Four spine surgeons discuss big opportunities in spine innovation and what they need in the future to provide better care.
Question: Where do you see the biggest room for innovation in spine? What do you need to provide better care that doesn't currently exist?
Responses are lightly edited for clarity and length.
Andrew Cordover, MD. Andrews Sports Medicine & Orthopaedic Center (Birmingham, Ala.): Having improved diagnostic options (functional scanning) and newer ways to determine what disease is clinically significant would be a huge asset. We must continue to emphasis evidence-based outcomes research to maintain viable spine-care delivery. The biggest room for innovation in spine is clinical evaluation.
Roger Hartl, MD. Weill Cornell Medicine (New York City): Biologics are starting to enter the surgical arena, but we are still at the beginning. We need better data that biologics really have an impact on disc regeneration and repair. Many groups are working on this and we will likely have much more and better evidence soon.
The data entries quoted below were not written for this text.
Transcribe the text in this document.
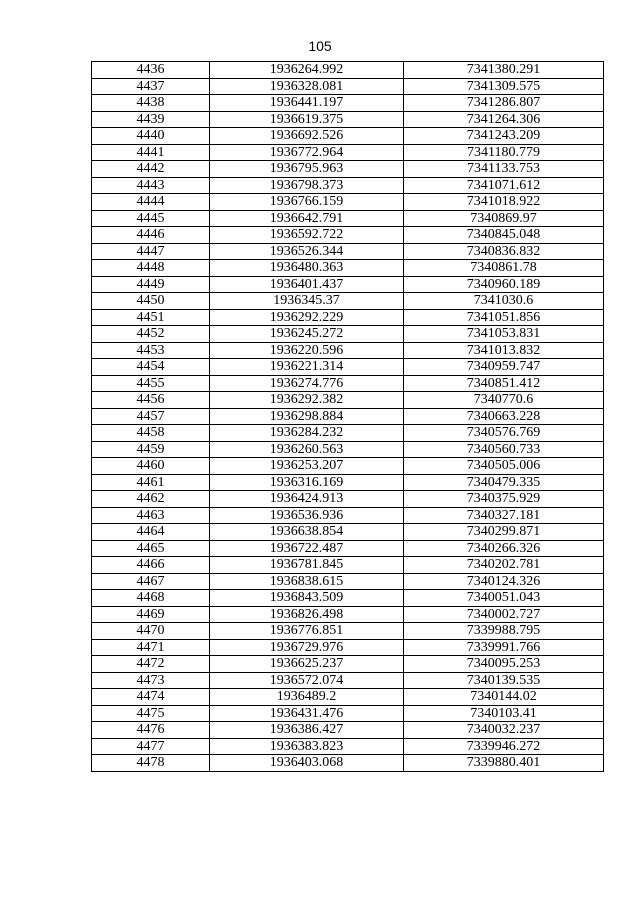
105
4436	1936264.992	7341380.291
4437	1936328.081	7341309.575
4438	1936441.197	7341286.807
4439	1936619.375	7341264.306
4440	1936692.526	7341243.209
4441	1936772.964	7341180.779
4442	1936795.963	7341133.753
4443	1936798.373	7341071.612
4444	1936766.159	7341018.922
4445	1936642.791	7340869.97
4446	1936592.722	7340845.048
4447	1936526.344	7340836.832
4448	1936480.363	7340861.78
4449	1936401.437	7340960.189
4450	1936345.37	7341030.6
4451	1936292.229	7341051.856
4452	1936245.272	7341053.831
4453	1936220.596	7341013.832
4454	1936221.314	7340959.747
4455	1936274.776	7340851.412
4456	1936292.382	7340770.6
4457	1936298.884	7340663.228
4458	1936284.232	7340576.769
4459	1936260.563	7340560.733
4460	1936253.207	7340505.006
4461	1936316.169	7340479.335
4462	1936424.913	7340375.929
4463	1936536.936	7340327.181
4464	1936638.854	7340299.871
4465	1936722.487	7340266.326
4466	1936781.845	7340202.781
4467	1936838.615	7340124.326
4468	1936843.509	7340051.043
4469	1936826.498	7340002.727
4470	1936776.851	7339988.795
4471	1936729.976	7339991.766
4472	1936625.237	7340095.253
4473	1936572.074	7340139.535
4474	1936489.2	7340144.02
4475	1936431.476	7340103.41
4476	1936386.427	7340032.237
4477	1936383.823	7339946.272
4478	1936403.068	7339880.401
Also, the advantages of tissue engineering (in addition to just injecting cells) have not been taken advantage of. So far, we just use cells but a combination with tissue engineered materials and strategies for annular repair and disc regeneration may have an additional positive impact.
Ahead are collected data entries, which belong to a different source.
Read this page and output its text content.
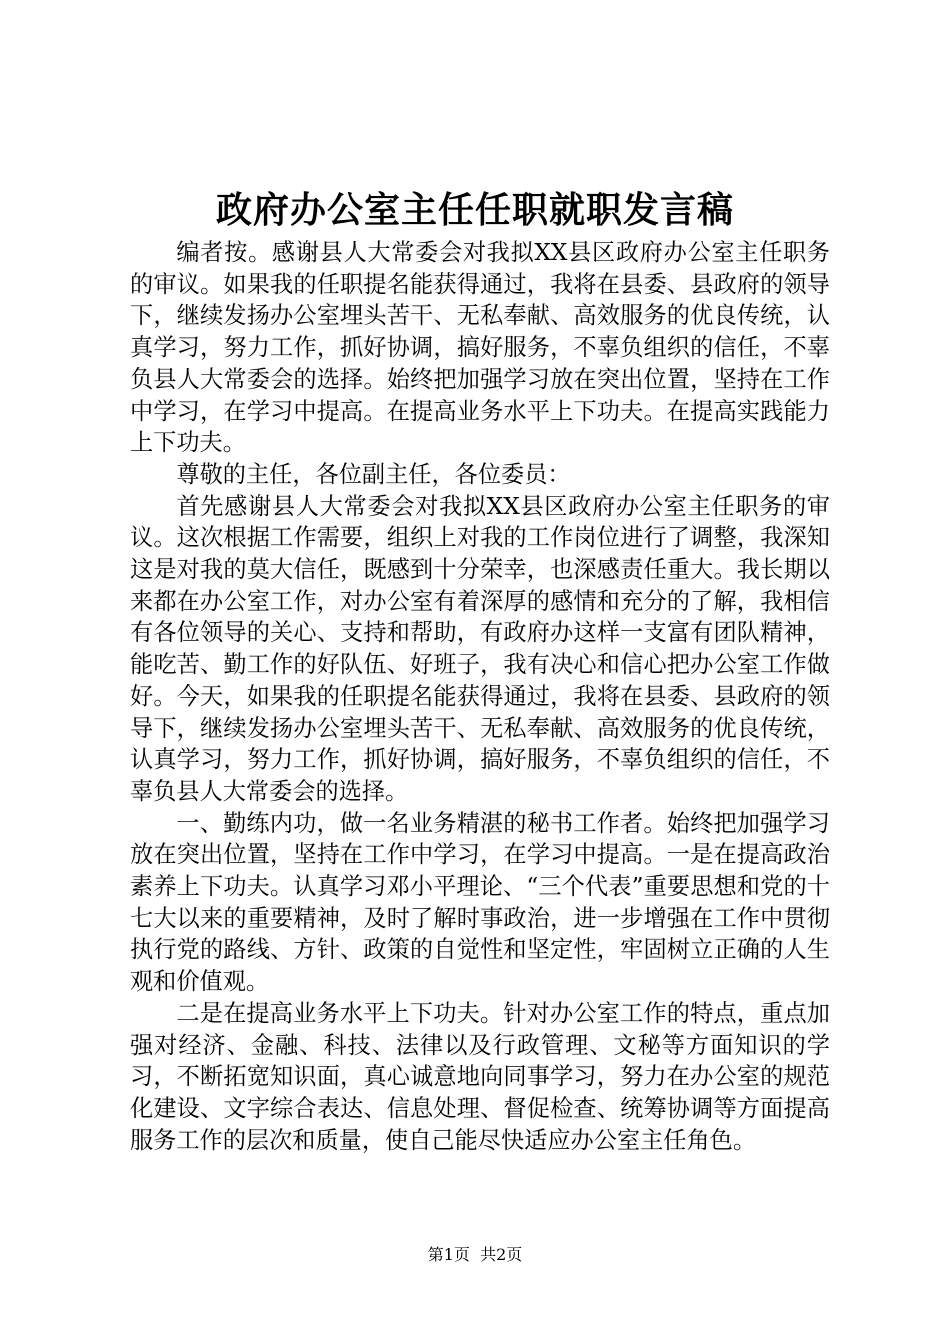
政府办公室主任任职就职发言稿

编者按。感谢县人大常委会对我拟XX县区政府办公室主任职务的审议。如果我的任职提名能获得通过，我将在县委、县政府的领导下，继续发扬办公室埋头苦干、无私奉献、高效服务的优良传统，认真学习，努力工作，抓好协调，搞好服务，不辜负组织的信任，不辜负县人大常委会的选择。始终把加强学习放在突出位置，坚持在工作中学习，在学习中提高。在提高业务水平上下功夫。在提高实践能力上下功夫。

尊敬的主任，各位副主任，各位委员：

首先感谢县人大常委会对我拟XX县区政府办公室主任职务的审议。这次根据工作需要，组织上对我的工作岗位进行了调整，我深知这是对我的莫大信任，既感到十分荣幸，也深感责任重大。我长期以来都在办公室工作，对办公室有着深厚的感情和充分的了解，我相信有各位领导的关心、支持和帮助，有政府办这样一支富有团队精神，能吃苦、勤工作的好队伍、好班子，我有决心和信心把办公室工作做好。今天，如果我的任职提名能获得通过，我将在县委、县政府的领导下，继续发扬办公室埋头苦干、无私奉献、高效服务的优良传统，认真学习，努力工作，抓好协调，搞好服务，不辜负组织的信任，不辜负县人大常委会的选择。

一、勤练内功，做一名业务精湛的秘书工作者。始终把加强学习放在突出位置，坚持在工作中学习，在学习中提高。一是在提高政治素养上下功夫。认真学习邓小平理论、“三个代表”重要思想和党的十七大以来的重要精神，及时了解时事政治，进一步增强在工作中贯彻执行党的路线、方针、政策的自觉性和坚定性，牢固树立正确的人生观和价值观。

二是在提高业务水平上下功夫。针对办公室工作的特点，重点加强对经济、金融、科技、法律以及行政管理、文秘等方面知识的学习，不断拓宽知识面，真心诚意地向同事学习，努力在办公室的规范化建设、文字综合表达、信息处理、督促检查、统筹协调等方面提高服务工作的层次和质量，使自己能尽快适应办公室主任角色。

第1页 共2页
Khalid Kurtom, MD. University of Maryland Shore Regional Health (Easton, Md.): Development of enhance recovery after surgery. The goals are to reduce length of stay, enhance return to work, reduce narcotics dependence, reduce cost of care and improve overall quality of life and performance metrics
Frank Shen, MD. University of Virginia Health System (Charlottesville, Va.): I think that improved interfaces must be developed between the physician and the patient. For example, currently the EMR acts as a clumsy, and clunky, method for recording and storing medical, social and economic information. Physicians currently must interact both with the patient and the EMR simultaneously. This creates a physician-patient and physician-EMR relationship that is both simultaneous and competing at the same time. The current workaround for this problem is to utilize either third-person scribes or delayed charting, both of which have limitations.
However, we need to develop a different paradigm. One that is more seamless; one where the EMR actually helps to improve and facilitate the interaction and relationship between the physician and the patient. This could be viewed schematically simply as a physician-EMR-patient interface. Whether this is utilizing a handheld iPad, video and audio recording, touchscreen tablets, virtual visits or combinations of all or none of these technologies, it must be realized that medical records are not simply about recording and storing information. A sufficiently advanced medical record should also focus on developing improved techniques for retrieval, sharing and processing of information as well.